- "Downton Abbey's" fifth season begins January 4
- The cast and executive producer have talked about what's to come
- The EP promises "substantial twists and turns"
After the New Year, it'll be "Downton Abbey" season.
PBS announced Tuesday at the Television Critics Association press tour that its popular "Masterpiece" program will kick off its fifth season on January 4.
Executive producer Gareth Neame also attended the TCAs with some "Downton" stars, delivering some juicy hints about what's to come.
Season 5 will pick up six months after the events of the Season 4 Christmas special, and Michelle Dockery's Lady Mary will be feeling more like her old self after grieving for so long.
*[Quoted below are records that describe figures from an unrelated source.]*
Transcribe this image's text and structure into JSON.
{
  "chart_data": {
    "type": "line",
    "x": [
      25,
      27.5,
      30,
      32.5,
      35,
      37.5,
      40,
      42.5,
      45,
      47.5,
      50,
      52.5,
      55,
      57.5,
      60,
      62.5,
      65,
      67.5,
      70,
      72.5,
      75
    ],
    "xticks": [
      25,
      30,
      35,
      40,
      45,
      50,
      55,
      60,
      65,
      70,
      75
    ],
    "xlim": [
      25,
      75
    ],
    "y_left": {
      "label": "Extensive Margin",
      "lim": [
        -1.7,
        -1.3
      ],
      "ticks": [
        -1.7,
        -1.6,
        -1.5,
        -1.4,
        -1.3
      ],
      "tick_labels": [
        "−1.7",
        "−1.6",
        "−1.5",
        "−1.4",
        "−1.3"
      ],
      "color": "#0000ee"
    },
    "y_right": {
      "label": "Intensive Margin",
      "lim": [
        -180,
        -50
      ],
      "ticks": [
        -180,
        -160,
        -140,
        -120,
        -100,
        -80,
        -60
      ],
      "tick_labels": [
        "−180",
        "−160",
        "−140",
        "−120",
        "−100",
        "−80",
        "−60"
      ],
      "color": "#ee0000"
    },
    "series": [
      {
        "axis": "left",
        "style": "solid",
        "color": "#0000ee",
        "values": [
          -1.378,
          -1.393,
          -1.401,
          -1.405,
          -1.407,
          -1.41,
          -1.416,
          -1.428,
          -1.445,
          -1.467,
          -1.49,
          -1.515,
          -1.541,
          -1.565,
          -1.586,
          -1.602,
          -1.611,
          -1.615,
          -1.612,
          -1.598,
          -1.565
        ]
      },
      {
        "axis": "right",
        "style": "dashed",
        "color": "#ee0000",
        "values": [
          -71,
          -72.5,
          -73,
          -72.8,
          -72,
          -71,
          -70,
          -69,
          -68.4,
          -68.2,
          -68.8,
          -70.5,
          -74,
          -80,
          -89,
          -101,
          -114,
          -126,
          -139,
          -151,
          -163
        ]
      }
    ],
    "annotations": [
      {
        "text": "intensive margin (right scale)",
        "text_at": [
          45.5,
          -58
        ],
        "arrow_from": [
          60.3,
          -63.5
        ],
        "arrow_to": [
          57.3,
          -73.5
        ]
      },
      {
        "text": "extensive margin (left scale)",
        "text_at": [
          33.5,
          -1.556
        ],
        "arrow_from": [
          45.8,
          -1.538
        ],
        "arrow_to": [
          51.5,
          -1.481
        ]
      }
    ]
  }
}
"She's embracing her new life, really," Dockery told reporters. "She's through the grief now and I kind of see (Season) 5 as the new Mary. ... She's got a bit of her bite back, which we had in (Season) 1."
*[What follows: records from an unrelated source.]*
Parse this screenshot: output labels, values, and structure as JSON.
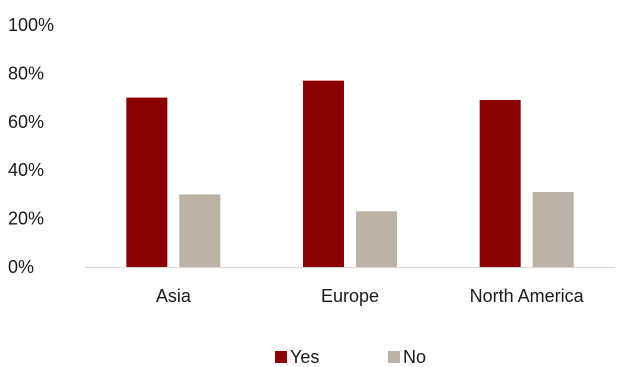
{
  "chart_data": {
    "type": "bar",
    "categories": [
      "Asia",
      "Europe",
      "North America"
    ],
    "series": [
      {
        "name": "Yes",
        "values": [
          70,
          77,
          69
        ],
        "color": "#8b0000"
      },
      {
        "name": "No",
        "values": [
          30,
          23,
          31
        ],
        "color": "#bcb3a6"
      }
    ],
    "ylim": [
      0,
      100
    ],
    "yticks": [
      "0%",
      "20%",
      "40%",
      "60%",
      "80%",
      "100%"
    ],
    "ytick_values": [
      0,
      20,
      40,
      60,
      80,
      100
    ],
    "grid": false,
    "legend_position": "bottom",
    "axis_color": "#d9d9d9"
  }
}
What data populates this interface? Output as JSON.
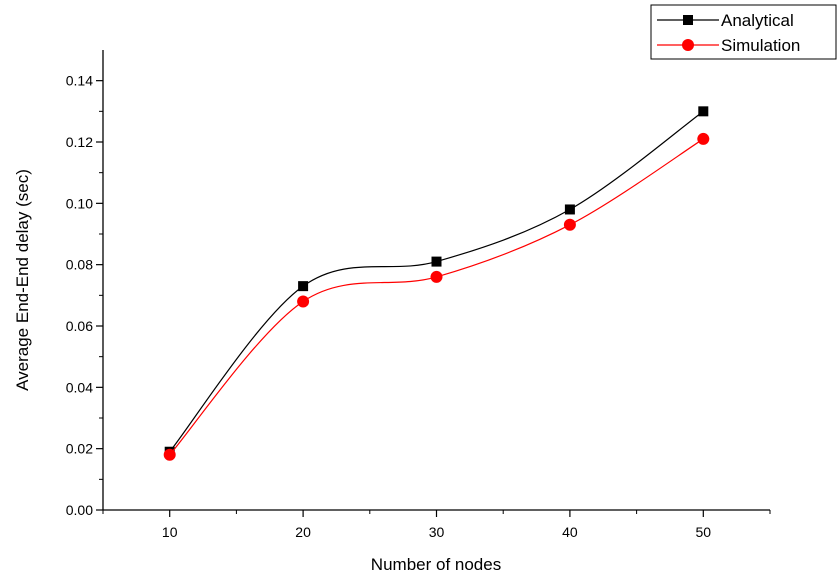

And while she's feeling more open to love -- although not with Allen Leech's Tom Branson, to some fans' dismay -- Mary and her sister Edith are still as combative as ever.
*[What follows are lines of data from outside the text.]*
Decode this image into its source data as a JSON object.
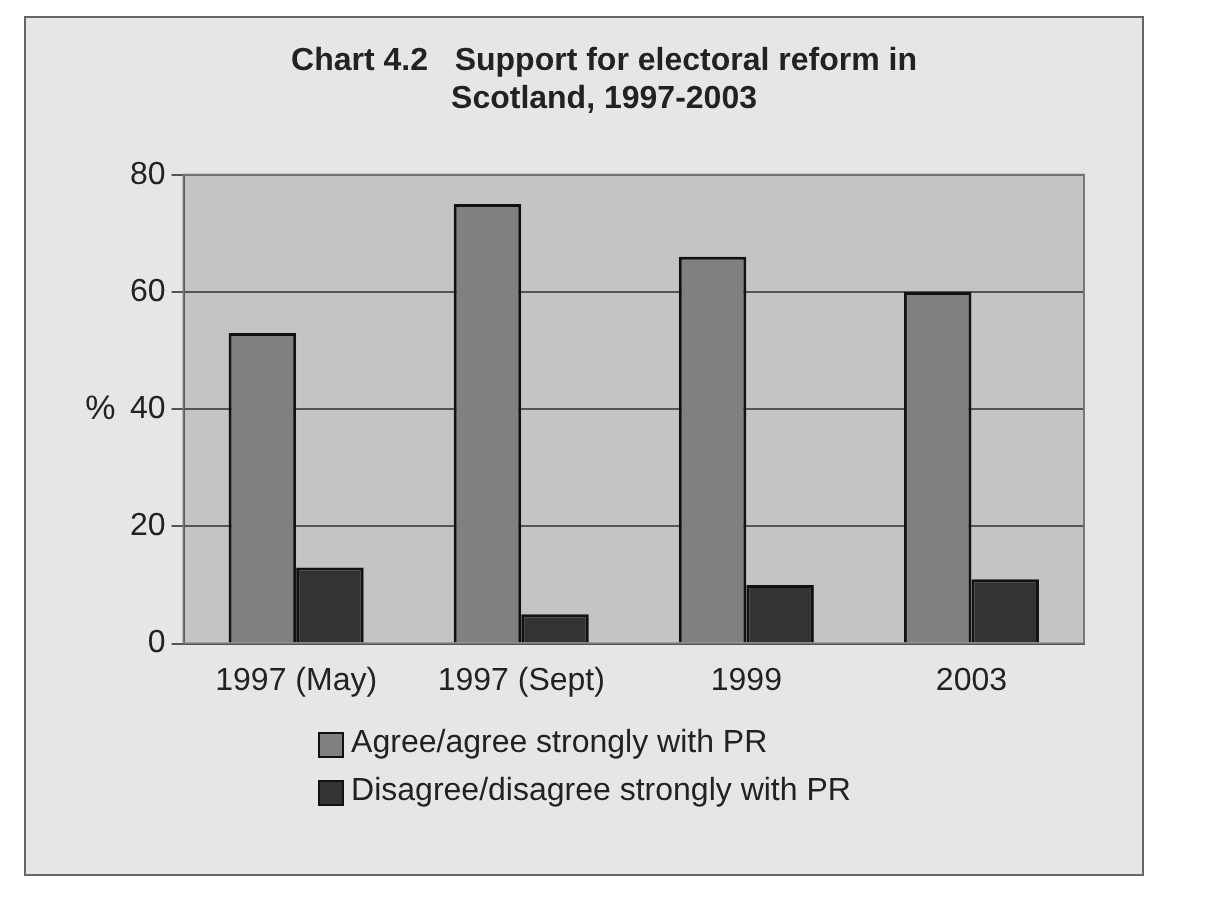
{
  "chart_data": {
    "type": "bar",
    "title": [
      "Chart 4.2   Support for electoral reform in",
      "Scotland, 1997-2003"
    ],
    "ylabel": "%",
    "categories": [
      "1997 (May)",
      "1997 (Sept)",
      "1999",
      "2003"
    ],
    "series": [
      {
        "name": "Agree/agree strongly with PR",
        "color": "#808080",
        "values": [
          53,
          75,
          66,
          60
        ]
      },
      {
        "name": "Disagree/disagree strongly with PR",
        "color": "#333333",
        "values": [
          13,
          5,
          10,
          11
        ]
      }
    ],
    "ylim": [
      0,
      80
    ],
    "yticks": [
      0,
      20,
      40,
      60,
      80
    ],
    "grid": "y",
    "legend": "bottom"
  }
}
Laura Carmichael, who plays the perpetually unfortunate Edith, said that things still aren't looking up for her character.
"Mary doesn't know Edith has a daughter," Dockery said. "So Edith certainly won't get any sympathy from her unknowing sister."
Actually, quite the opposite: "Mary's mean to Edith especially in this season," Dockery went on. "Me and Laura love it when they're mean to each other, it's more fun to do."
As for those downstairs, Leech is just thankful his Tom Branson's still on the show after the death of Sybil. And Joanne Froggatt's Anna and Brendan Coyle's Mr. Bates are talking about maybe having some kids ... when Anna's not questioning whether Mr. Bates is a murderer, that is.
"There are a lot of questions for Anna and Bates still," Froggatt said. "There's this thing between them where they both know they're not quite being honest with each other."
Producer Neame confirmed that we won't get more Shirley MacLaine or Paul Giamatti this season, but that we can expect some "really substantial twists and turns."
Leech observed that "as the series has progressed, the stories have become more personal." Now, in the fifth season, "it's an individual journey for each character more so than it ever has been before."